A Turquia mudou um código disciplinar que regulamentava escolas para usar a palavra "castidade" e justificar exames forçados de virgindade em meninas suspeitas de terem tido relações sexuais antes do casamento.

O governo já havia criado em 1999 um decreto acabando com os testes forçados depois que cinco estudantes tentaram se suicidar com veneno de rato. Todos os anos, uma série de adolescentes se matava por causa dos exames.

Apesar de não se saber ao certo se os testes forçados continuam ocorrendo, a cláusula sobre "castidade" continuava a fazer parte do código disciplinar das escolas públicas.

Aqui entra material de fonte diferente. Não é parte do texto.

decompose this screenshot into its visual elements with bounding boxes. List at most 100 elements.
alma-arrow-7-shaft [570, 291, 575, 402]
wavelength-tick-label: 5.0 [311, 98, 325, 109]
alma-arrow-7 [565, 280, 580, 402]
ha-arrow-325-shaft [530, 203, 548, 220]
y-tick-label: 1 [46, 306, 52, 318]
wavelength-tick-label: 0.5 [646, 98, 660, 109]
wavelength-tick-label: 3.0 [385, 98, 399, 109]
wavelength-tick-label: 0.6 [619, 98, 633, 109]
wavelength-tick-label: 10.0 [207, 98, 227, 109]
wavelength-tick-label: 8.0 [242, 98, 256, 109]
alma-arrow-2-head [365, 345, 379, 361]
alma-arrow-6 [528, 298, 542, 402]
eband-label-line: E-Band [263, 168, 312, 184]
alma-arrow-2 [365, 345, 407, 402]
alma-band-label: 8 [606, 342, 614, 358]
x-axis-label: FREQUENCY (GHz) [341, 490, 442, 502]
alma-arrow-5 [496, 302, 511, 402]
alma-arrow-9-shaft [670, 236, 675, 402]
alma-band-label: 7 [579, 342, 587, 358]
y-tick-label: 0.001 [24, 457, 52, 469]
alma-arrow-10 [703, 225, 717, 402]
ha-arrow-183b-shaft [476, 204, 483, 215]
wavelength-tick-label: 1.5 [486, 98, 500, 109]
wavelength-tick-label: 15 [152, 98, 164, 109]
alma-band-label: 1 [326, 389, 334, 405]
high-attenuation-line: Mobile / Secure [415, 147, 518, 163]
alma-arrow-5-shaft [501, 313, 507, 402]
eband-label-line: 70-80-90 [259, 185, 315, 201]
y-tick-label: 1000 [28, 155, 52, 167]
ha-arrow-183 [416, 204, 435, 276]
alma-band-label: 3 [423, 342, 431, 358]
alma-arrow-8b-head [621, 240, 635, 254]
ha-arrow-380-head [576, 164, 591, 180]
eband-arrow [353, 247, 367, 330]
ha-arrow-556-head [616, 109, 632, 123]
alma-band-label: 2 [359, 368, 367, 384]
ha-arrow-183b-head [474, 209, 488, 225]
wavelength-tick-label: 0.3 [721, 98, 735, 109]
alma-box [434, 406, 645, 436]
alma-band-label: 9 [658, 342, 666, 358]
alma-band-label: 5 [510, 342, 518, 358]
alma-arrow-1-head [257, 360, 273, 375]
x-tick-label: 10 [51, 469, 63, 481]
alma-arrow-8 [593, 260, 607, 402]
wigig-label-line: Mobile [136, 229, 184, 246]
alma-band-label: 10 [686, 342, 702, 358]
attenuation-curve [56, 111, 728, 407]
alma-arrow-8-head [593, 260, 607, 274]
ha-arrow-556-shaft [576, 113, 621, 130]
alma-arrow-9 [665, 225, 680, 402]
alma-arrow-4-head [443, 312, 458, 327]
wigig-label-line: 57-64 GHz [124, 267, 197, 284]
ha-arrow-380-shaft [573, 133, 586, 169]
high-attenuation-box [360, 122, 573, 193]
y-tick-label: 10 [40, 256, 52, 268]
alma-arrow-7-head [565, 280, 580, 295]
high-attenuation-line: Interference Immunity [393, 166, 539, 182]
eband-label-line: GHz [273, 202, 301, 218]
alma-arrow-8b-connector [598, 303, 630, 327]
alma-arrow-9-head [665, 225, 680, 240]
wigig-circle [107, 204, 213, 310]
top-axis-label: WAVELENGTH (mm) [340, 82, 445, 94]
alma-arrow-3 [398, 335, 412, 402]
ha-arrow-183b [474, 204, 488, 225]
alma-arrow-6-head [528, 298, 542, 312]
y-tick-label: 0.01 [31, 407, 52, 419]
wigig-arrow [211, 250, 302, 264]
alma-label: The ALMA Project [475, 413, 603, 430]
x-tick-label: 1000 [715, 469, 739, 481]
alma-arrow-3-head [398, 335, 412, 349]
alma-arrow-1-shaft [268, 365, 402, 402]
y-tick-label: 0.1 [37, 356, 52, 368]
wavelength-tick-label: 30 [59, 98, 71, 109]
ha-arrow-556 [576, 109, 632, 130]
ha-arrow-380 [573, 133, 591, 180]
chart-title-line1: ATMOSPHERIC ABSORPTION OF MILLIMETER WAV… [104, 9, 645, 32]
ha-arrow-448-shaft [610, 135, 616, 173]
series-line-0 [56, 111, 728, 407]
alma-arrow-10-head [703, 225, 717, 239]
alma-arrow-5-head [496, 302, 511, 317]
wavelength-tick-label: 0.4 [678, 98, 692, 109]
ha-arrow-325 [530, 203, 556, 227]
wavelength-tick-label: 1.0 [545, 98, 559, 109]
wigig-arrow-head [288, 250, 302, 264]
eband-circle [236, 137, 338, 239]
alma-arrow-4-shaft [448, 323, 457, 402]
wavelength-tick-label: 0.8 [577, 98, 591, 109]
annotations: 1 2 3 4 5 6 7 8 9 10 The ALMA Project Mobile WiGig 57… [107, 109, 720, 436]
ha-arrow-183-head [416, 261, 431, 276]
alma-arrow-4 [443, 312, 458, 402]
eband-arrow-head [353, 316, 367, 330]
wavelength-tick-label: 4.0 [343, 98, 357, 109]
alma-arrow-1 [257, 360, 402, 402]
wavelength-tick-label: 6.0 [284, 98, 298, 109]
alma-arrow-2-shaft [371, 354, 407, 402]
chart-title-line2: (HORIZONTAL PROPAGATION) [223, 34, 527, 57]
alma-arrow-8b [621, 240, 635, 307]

A cláusula agora exclui a referência à exigência de castidade e diz que estudantes podem ser punidas se "se comportarem de modo incompatível com os valores típicos da sociedade e de forma que possa afetar negativamente a atmosfera de ensino".

A prática de examinar meninas para avaliar se seu hímen estava intacto era especialmente comum em internatos estaduais de áreas rurais na Turquia. No país de maioria muçulmana, sexo antes do casamento é condenado e muitas mulheres que não são mais virgens têm dificuldades de arrumar maridos.

Em áreas mais pobres e conservadoras no sudeste da Turquia, homens chegam a matar parentes solteiras que mantiveram relações sexuais.

O governo turco atravessa um processo de reformas de várias naturezas a fim de se preparar para o ingresso na União Européia, que está preocupada com os direitos humanos no país.